The Dalai Lama's Cat and the Power of Meow (The Dalai Lama's Cat 3)
“Get that . . . thing out of here!” she said as she pointed at me furiously. “I’m allergic!”
“Allow me to show you to another table, ma’am,” Kusali said as he pointed to a table near a window on the other side of the restaurant.
“Don’t want another table,” she wheezed. “I want that”—she flicked her hand dismissively—“away from me!”
“Moving to another table would have the same effect,” reasoned Kusali.
“This whole place is probably full of cat hair,” she said as her eyes streamed and she sneezed again. “Just get it out of here!” she demanded imperiously.
Over the years, I’d seen Kusali indulge some outlandish requests made by café patrons. But on this matter he was steadfast.
“That’s
not possible, ma’am,” he replied.
“Why not?!” The woman’s voice rose sharply.
“The magazine rack is her place. She likes it there.”
“Are you mad?” The woman trumpeted into her handkerchief. “How can a cat be more important—”
“She’s no ordinary cat. She’s—”
“Get me the person in charge,” she ordered, her shrill voice carrying across the restaurant.
Kusali drew himself up to his full, imposing height. “I am the person in charge.”
“Then the owner.”
The subtlest motion of Kusali’s head was all that was required for two waiters to manifest almost instantaneously at the table.
“Madam, I’m going to have to ask you to leave,” he said firmly.
“I’m staying right here till you bring me the owner.”
As more waiters approached and Kusali’s expression turned to one of stern censure, the furious woman realized she was out of options.
“This place is disgusting!” Rising from her chair, she unleashed a stream of bitter invective about the restaurant, the staff, and the management. She saved her harshest words for cats, who she described as “vermin.”
Never had the Himalaya Book Café witnessed a tirade as poisonous. Nor a departure as threatening.
Turning at the front door to wag her index finger directly in Kusali’s face, she screamed, “You haven’t heard the last of this!”
A short while later I, too, left the Himalaya Book Café. Despite a very gracious apology from Kusali soon after the woman’s departure—which he delivered along with a consoling soupçon of cheddar—the truth is that I felt rattled. Unsettled. Disturbed in a way and at some deep level I was unable to account for.
It wasn’t only that the woman was allergic and a cat-hater.
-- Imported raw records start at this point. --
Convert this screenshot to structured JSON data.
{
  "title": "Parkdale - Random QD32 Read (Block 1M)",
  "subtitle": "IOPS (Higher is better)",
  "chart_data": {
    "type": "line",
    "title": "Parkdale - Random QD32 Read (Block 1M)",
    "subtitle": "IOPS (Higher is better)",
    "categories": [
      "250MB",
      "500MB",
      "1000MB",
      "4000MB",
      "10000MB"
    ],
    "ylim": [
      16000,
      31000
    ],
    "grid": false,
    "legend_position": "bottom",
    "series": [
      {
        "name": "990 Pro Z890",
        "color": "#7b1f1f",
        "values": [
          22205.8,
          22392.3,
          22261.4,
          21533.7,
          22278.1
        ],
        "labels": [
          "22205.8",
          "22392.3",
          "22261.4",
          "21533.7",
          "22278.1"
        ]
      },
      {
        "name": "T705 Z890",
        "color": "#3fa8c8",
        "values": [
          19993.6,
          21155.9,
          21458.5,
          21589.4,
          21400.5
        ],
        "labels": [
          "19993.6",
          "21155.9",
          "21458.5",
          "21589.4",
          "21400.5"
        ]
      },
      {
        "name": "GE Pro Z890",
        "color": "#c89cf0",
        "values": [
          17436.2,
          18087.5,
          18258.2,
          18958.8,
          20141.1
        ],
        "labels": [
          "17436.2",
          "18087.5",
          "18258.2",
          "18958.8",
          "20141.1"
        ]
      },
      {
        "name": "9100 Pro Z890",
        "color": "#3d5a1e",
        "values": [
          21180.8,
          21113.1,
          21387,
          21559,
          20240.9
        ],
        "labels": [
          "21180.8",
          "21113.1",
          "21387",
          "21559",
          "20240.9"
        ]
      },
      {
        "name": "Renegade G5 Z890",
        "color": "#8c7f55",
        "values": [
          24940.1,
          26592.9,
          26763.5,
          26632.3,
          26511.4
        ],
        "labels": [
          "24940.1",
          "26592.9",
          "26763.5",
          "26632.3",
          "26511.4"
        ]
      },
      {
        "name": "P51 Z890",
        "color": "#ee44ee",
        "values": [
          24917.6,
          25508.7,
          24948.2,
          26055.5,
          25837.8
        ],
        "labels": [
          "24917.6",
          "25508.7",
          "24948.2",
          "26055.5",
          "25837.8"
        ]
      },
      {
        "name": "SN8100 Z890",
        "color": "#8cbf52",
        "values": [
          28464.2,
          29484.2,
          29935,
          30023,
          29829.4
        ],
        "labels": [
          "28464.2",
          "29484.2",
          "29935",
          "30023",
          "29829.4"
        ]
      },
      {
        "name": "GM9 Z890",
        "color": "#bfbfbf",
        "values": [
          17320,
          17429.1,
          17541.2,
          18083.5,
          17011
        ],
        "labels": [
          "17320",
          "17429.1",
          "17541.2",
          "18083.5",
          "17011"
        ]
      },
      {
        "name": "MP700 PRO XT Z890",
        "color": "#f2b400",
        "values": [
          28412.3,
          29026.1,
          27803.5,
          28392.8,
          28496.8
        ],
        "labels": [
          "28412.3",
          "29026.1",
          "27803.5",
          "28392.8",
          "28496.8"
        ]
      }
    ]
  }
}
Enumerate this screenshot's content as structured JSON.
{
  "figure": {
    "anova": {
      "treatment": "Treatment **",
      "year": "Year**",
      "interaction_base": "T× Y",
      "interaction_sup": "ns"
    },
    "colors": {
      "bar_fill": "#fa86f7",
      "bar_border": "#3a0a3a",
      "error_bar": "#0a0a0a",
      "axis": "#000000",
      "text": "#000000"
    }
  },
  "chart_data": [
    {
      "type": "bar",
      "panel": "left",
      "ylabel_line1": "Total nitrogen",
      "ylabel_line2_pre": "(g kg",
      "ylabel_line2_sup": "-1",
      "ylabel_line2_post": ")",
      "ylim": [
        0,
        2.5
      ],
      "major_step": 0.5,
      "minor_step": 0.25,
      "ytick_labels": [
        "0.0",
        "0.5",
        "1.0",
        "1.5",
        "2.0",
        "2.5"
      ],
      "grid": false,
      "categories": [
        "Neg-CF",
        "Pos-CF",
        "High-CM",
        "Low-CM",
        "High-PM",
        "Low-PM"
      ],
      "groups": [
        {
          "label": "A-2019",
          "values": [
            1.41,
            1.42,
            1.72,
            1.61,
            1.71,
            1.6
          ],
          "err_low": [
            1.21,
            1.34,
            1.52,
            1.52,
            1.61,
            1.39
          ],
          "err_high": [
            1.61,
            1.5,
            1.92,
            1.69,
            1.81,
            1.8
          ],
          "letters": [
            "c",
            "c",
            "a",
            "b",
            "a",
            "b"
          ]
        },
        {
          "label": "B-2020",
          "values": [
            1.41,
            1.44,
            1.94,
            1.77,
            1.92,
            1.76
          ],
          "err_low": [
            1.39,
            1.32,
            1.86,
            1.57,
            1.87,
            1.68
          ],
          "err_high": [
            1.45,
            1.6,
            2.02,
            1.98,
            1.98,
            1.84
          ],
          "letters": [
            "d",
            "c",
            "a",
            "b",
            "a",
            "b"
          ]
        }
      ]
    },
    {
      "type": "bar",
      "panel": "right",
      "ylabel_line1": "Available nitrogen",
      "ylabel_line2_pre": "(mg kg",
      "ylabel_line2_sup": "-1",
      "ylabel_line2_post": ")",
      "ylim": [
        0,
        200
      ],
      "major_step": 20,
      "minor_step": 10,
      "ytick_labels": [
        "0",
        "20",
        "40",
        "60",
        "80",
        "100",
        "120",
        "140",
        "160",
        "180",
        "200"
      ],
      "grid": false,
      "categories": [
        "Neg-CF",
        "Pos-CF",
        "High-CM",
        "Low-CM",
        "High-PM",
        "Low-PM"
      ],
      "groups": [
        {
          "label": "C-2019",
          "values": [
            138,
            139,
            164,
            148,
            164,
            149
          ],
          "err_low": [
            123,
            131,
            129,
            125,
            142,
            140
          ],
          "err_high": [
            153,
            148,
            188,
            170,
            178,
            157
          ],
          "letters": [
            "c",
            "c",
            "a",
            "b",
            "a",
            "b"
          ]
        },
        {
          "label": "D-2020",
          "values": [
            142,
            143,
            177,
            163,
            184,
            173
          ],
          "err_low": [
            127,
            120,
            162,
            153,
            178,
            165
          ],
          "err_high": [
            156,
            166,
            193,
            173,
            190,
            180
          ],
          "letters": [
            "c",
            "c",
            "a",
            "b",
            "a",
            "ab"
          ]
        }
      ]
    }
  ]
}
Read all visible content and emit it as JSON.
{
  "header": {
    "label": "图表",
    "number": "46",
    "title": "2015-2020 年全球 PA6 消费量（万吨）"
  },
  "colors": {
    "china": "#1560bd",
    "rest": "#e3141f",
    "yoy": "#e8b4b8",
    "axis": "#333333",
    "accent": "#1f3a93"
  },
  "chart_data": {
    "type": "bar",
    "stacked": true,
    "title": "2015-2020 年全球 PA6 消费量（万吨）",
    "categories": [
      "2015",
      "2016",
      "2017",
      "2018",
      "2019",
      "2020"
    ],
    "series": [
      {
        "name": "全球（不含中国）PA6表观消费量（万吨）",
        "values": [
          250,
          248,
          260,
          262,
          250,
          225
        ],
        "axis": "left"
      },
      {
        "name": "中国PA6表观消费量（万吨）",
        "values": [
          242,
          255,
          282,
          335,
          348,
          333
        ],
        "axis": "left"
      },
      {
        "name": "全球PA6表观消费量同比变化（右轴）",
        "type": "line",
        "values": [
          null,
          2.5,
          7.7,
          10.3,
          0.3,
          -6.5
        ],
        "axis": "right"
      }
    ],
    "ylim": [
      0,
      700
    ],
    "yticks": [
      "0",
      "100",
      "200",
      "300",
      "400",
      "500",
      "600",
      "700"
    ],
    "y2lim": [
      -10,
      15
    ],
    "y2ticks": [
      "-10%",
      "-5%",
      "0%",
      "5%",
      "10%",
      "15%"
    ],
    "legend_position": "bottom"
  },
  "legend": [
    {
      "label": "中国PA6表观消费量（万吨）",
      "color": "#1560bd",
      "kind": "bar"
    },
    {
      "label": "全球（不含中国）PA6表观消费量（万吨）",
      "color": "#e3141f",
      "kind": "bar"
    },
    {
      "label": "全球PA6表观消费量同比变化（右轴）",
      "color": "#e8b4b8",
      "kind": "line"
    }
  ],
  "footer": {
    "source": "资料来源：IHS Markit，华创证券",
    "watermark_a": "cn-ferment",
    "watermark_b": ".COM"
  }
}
I was also surprised at the strength of my own feelings. From the moment she’d walked through the door, an instant and powerful animosity I hadn’t even known I possessed had welled up within me.
At an ordinary level, none of it made sense. But because of all the conversations I’d overheard through the years, I was aware of a reality that ran beneath the ordinary. Dynamics that might explain why things appeared to me the way they did.
In an entirely unexpected and unwelcome way, that afternoon it felt as though something in my distant past was catching up with me.
My paws led me back to Namgyal through force of habit. I was about to cross the courtyard when I caught sight of someone sitting alone on a bench under the cedar tree near the monastery gate. I could hardly believe my eyes. Catching a glimpse of Yogi Tarchin was a rare event, given that most of the time he lived in strict seclusion. Discovering him in the Namgyal courtyard was simply extraordinary. And to find him here, today of all days, seemed the most incredible timing.
Although Yogi Tarchin wasn’t a monk, he was revered by all for his accomplishments as a meditator. Stories about him were legendary. It was said that he had appeared in the dreams of his students, giving them instructions that later saved their lives. There were few things in the past, in the future, or in the minds of others that Yogi Tarchin seemed unable to see.
Whatever the inspiring stories about him, however, Yogi Tarchin was more inspiring still in person. Like the Dalai Lama, his presence was something you felt. You weren’t introduced to him so much as touched by his being. A field of profound serenity extended well beyond his physical form to embrace all those around him.
I had met Yogi Tarchin through Serena—the Trincis were long-standing friends and had helped sponsor him through numerous retreats. And even though I had been only a hanger-on during her visit to him, our encounter that time had seemed to be no casual thing. The night after I’d spent time with him, I’d had that astonishing dream—the one in which my past life as the Dalai Lama’s dog had been revealed.